Lock up ethereum -> borrow dai against it -> lend dai out and earn interest on it, withdraw whenever you want.

There are more complex yield farming strategies to get the best rates on your assets, leveraging them through debt positions and lending. There are pools to automate this like yearn.

There are now sites like alchemix where you can lock up your collateral into a lending pool, borrow against it, and the yield on the locked collateral pays off the borrowed debt position. Self-repaying loans!

Multiple times over the past year I have locked eth, taken $s to pay rent/buy stuff. Then come back later paid back the owed $ and get my eth back.

https://defipulse.com tracks the value locked in different protocols, it was less about $0.5 billion this time last year, now over $40 billion.
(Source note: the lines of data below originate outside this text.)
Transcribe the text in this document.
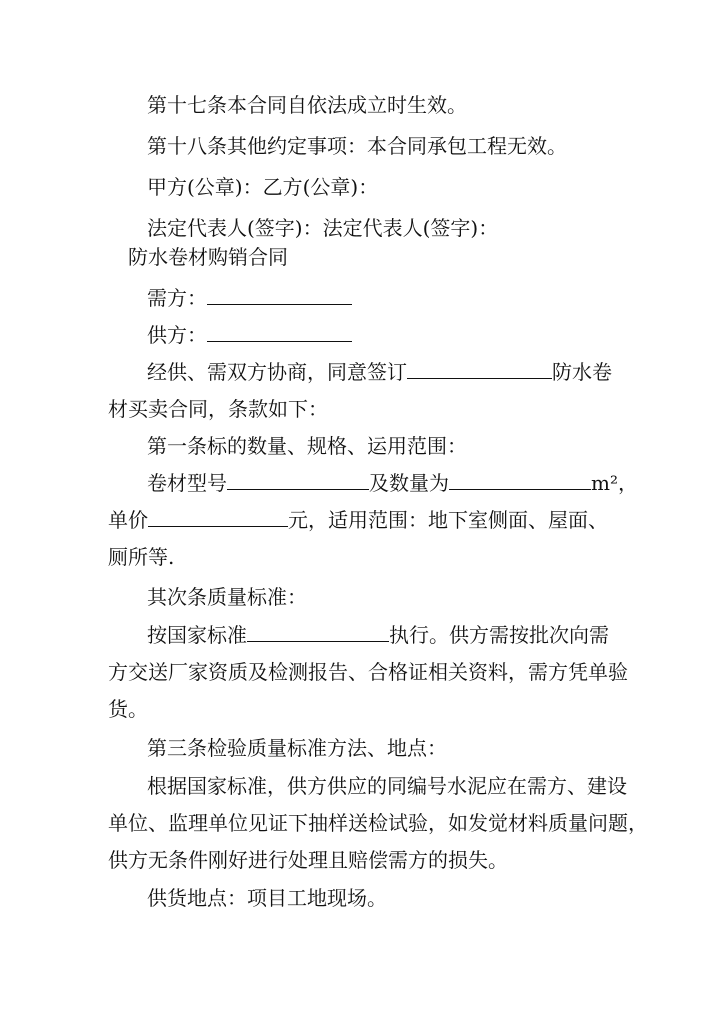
第十七条本合同自依法成立时生效。
第十八条其他约定事项：本合同承包工程无效。
甲方(公章)：乙方(公章)：
法定代表人(签字)：法定代表人(签字)：
防水卷材购销合同
需方：
供方：
经供、需双方协商，同意签订	防水卷
材买卖合同，条款如下：
第一条标的数量、规格、运用范围：
卷材型号	及数量为	m²，
单价	元，适用范围：地下室侧面、屋面、
厕所等.
其次条质量标准：
按国家标准	执行。供方需按批次向需
方交送厂家资质及检测报告、合格证相关资料，需方凭单验
货。
第三条检验质量标准方法、地点：
根据国家标准，供方供应的同编号水泥应在需方、建设
单位、监理单位见证下抽样送检试验，如发觉材料质量问题，
供方无条件刚好进行处理且赔偿需方的损失。
供货地点：项目工地现场。
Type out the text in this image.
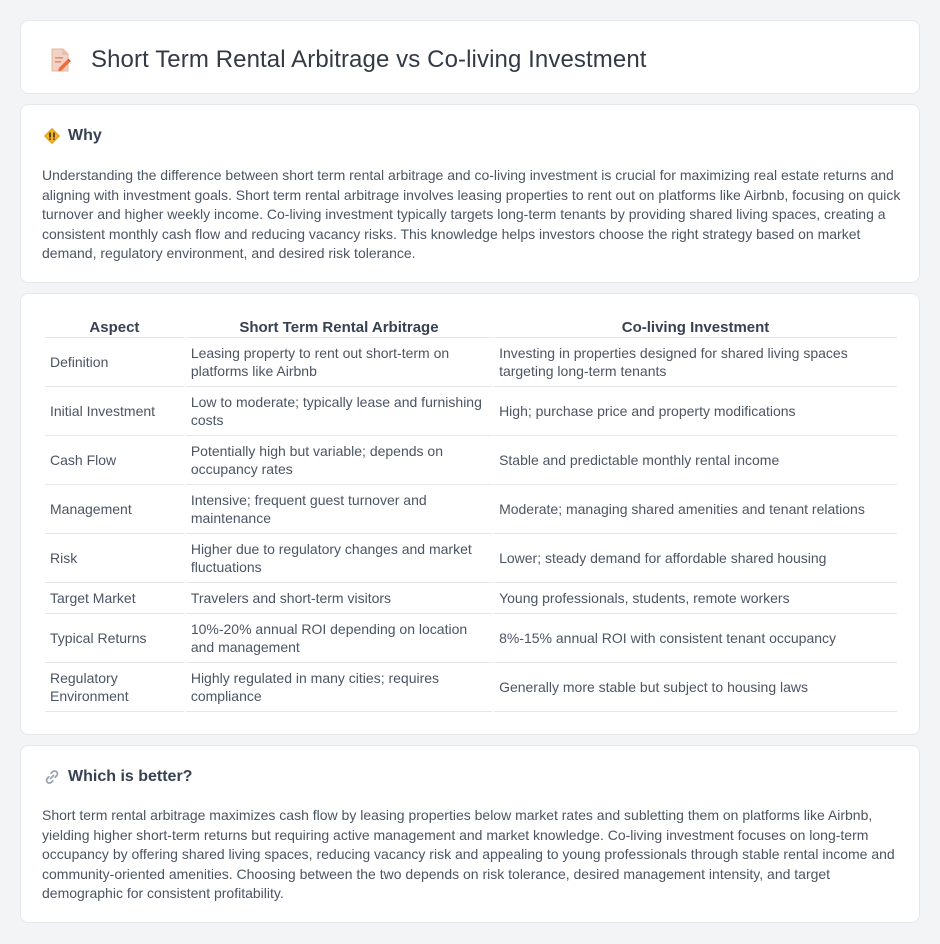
Short Term Rental Arbitrage vs Co-living Investment
Why

Understanding the difference between short term rental arbitrage and co-living investment is crucial for maximizing real estate returns and aligning with investment goals. Short term rental arbitrage involves leasing properties to rent out on platforms like Airbnb, focusing on quick turnover and higher weekly income. Co-living investment typically targets long-term tenants by providing shared living spaces, creating a consistent monthly cash flow and reducing vacancy risks. This knowledge helps investors choose the right strategy based on market demand, regulatory environment, and desired risk tolerance.

Aspect	Short Term Rental Arbitrage	Co-living Investment
Definition	Leasing property to rent out short-term on platforms like Airbnb	Investing in properties designed for shared living spaces targeting long-term tenants
Initial Investment	Low to moderate; typically lease and furnishing costs	High; purchase price and property modifications
Cash Flow	Potentially high but variable; depends on occupancy rates	Stable and predictable monthly rental income
Management	Intensive; frequent guest turnover and maintenance	Moderate; managing shared amenities and tenant relations
Risk	Higher due to regulatory changes and market fluctuations	Lower; steady demand for affordable shared housing
Target Market	Travelers and short-term visitors	Young professionals, students, remote workers
Typical Returns	10%-20% annual ROI depending on location and management	8%-15% annual ROI with consistent tenant occupancy
Regulatory Environment	Highly regulated in many cities; requires compliance	Generally more stable but subject to housing laws
Which is better?

Short term rental arbitrage maximizes cash flow by leasing properties below market rates and subletting them on platforms like Airbnb, yielding higher short-term returns but requiring active management and market knowledge. Co-living investment focuses on long-term occupancy by offering shared living spaces, reducing vacancy risk and appealing to young professionals through stable rental income and community-oriented amenities. Choosing between the two depends on risk tolerance, desired management intensity, and target demographic for consistent profitability.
https://compound.finance/ https://oasis.app https://yearn.finance https://aave.com

1 comments

When I read about DeFi I imagined it to be something very different from this. This does not sound sustainable at all. It does sound like a confirmation that this is growing very rapidly.
A system where borrowers post $250k collateral to borrow $100k, in theory, sounds more sustainable than traditional lending models where a handful of large borrowers defaulting can start a domino effect until a central bank steps in and punishes taxpayers to bail out lenders that took on too much risk.

It's interesting to watch the progression of DeFi projects as they're being developed. Being an early adopter in experimental financial technologies has its own set of risks, but at least these risks don't affect non-participants.